Chancellor Jeremy Hunt is reportedly considering plans to keep energy bill support in place for all UK companies after the current scheme closes, in what would mark a U-turn on aims to target only the vulnerable sectors.
The Government is looking at extending the support past March, but with capped power prices at a lower level than that under the existing Energy Bill Relief Scheme, according to the Financial Times.
It would see the Government scrap previously announced aims to switch to targeted aid and is said to be as a result of the difficulty in deciding which sectors should continue benefiting and which should not.

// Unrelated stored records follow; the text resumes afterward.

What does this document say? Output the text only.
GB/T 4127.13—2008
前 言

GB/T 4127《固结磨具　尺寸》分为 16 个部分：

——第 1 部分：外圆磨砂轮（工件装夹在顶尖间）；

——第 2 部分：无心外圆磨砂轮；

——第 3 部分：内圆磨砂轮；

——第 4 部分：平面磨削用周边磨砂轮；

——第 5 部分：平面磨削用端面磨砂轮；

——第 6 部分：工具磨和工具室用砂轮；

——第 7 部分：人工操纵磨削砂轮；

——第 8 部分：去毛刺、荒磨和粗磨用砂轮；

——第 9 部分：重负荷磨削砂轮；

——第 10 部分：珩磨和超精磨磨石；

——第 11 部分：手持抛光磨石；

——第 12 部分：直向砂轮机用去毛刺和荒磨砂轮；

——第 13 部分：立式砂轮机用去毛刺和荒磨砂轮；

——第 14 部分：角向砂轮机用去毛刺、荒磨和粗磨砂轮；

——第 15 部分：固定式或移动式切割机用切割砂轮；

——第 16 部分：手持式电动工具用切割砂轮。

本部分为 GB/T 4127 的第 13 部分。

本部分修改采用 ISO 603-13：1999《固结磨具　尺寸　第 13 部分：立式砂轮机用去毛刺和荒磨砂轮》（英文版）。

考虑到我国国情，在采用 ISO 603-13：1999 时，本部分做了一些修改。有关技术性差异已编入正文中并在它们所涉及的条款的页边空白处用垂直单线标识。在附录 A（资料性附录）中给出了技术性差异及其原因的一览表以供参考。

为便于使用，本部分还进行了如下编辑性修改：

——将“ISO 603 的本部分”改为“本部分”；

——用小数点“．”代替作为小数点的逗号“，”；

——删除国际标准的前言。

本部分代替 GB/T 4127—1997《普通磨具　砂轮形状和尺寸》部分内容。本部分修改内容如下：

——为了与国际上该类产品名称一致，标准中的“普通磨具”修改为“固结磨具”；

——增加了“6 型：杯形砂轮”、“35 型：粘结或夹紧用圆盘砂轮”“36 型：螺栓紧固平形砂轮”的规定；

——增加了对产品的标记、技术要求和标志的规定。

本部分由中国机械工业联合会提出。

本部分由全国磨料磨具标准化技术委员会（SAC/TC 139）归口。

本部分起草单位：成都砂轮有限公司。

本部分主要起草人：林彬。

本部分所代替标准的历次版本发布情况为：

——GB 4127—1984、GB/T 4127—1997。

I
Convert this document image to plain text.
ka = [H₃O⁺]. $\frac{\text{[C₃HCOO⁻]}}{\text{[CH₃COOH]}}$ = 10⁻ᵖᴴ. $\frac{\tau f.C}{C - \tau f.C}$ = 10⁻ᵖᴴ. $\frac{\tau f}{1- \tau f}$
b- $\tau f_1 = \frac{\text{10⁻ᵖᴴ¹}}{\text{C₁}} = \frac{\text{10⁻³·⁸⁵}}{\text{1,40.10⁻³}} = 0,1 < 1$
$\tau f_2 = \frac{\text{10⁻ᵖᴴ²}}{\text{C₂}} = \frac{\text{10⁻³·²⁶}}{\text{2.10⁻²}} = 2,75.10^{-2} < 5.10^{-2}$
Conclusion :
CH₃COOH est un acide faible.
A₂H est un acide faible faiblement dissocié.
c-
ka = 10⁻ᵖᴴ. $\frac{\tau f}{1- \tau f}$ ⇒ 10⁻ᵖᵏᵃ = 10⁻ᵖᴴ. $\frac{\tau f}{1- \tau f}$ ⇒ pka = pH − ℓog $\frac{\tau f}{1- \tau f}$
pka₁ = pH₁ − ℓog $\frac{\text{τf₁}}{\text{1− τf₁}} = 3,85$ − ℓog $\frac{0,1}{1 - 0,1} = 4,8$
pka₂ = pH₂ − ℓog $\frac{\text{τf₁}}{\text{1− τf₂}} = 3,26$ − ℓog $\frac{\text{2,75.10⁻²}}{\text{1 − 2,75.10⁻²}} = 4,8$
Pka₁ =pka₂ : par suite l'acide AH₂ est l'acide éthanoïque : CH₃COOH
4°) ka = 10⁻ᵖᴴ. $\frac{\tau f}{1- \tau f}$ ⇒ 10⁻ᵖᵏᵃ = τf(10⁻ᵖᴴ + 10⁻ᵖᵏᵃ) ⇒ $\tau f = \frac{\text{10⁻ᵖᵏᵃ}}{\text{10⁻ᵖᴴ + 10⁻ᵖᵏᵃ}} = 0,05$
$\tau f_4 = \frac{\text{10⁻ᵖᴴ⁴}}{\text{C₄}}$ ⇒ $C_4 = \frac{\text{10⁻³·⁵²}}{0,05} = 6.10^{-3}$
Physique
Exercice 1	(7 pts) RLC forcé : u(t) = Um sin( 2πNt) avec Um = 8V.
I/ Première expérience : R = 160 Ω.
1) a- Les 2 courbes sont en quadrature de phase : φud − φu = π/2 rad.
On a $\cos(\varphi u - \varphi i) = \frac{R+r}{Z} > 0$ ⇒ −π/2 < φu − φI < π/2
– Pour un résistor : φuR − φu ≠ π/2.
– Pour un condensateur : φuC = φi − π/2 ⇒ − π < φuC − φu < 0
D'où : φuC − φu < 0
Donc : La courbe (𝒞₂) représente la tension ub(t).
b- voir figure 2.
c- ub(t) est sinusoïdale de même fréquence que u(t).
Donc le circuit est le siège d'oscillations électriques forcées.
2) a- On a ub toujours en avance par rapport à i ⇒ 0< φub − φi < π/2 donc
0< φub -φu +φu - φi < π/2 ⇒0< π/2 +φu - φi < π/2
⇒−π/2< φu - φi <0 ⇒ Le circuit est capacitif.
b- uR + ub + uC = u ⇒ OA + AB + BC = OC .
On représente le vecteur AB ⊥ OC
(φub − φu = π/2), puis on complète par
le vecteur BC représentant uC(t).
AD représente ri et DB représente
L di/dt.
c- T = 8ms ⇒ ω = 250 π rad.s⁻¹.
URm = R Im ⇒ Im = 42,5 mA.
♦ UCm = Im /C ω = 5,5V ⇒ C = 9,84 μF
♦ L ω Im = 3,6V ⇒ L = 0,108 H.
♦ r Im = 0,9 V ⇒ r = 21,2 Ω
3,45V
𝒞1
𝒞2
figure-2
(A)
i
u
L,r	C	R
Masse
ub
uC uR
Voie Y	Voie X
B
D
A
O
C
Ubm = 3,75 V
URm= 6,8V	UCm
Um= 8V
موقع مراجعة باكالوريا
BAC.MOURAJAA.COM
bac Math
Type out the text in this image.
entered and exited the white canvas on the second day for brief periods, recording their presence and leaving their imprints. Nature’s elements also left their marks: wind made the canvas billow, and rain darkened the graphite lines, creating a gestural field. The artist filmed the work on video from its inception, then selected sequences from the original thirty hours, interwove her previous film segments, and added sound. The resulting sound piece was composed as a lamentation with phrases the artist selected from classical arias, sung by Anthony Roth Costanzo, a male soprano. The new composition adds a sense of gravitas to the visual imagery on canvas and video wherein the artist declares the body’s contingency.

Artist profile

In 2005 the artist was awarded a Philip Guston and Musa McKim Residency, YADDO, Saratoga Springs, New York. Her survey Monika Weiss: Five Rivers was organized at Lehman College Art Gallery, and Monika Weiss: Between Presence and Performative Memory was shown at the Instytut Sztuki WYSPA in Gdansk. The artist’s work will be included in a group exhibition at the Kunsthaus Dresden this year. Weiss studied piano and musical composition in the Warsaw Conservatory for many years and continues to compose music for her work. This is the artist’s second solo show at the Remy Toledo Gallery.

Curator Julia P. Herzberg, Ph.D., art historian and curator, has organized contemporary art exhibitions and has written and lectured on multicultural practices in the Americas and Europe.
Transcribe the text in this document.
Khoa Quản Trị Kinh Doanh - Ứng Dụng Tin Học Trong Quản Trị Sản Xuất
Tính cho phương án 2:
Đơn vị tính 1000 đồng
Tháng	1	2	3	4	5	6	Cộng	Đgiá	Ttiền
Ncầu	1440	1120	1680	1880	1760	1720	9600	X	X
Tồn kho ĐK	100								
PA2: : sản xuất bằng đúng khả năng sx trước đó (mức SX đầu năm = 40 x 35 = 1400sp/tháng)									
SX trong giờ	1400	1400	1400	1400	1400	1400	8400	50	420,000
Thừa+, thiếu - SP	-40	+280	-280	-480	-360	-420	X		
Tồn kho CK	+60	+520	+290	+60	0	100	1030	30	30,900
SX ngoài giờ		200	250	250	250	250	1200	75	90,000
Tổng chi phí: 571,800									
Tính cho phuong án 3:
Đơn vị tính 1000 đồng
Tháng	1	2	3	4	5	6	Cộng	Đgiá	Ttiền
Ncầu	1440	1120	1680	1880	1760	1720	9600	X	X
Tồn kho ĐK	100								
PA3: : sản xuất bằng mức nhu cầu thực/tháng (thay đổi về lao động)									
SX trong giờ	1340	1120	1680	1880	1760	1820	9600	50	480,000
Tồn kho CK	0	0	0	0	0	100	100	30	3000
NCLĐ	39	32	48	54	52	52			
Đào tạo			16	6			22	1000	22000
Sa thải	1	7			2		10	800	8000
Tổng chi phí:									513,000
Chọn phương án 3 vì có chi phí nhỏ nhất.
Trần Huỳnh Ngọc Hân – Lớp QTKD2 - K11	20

The report comes amid mounting calls for clarity on what support will be available to businesses after the current scheme – which caps wholesale energy prices on electricity and gas at around half the expected market price – ends on March 20.
The Federation of Small Businesses (FSB) has warned that a hard end to the bills relief scheme would force tens of thousands of small firms to close or downsize.
Its recent research found that nearly a quarter (24%) of small firms plan to close, downsize or restructure if energy relief ends from next April.
The Government has pledged to give businesses certainty over plans for support after the current scheme ends by the new year, with the Chancellor saying earlier this week the announcement would come just before or just after Christmas.
He said at his autumn budget last month that the Government would have to target support only at the most vulnerable industries and would likely also have to lower the aid they receive, given that the estimated £29 billion cost of the current six-month scheme is seen as being unsustainable.
Meanwhile, households have been told their bills will be capped until April 2024, albeit at a higher rate than the current £2,500 annual cost.
But business groups have railed against the plans, warning over job losses and company failures if universal support is withdrawn.
FSB national chair Martin McTague said earlier this week: “More than 16 million jobs are in small firms.
“Our members are telling us their businesses as well as their staff are dependent on Government support in this energy price crisis.”
The Treasury was not immediately available for comment.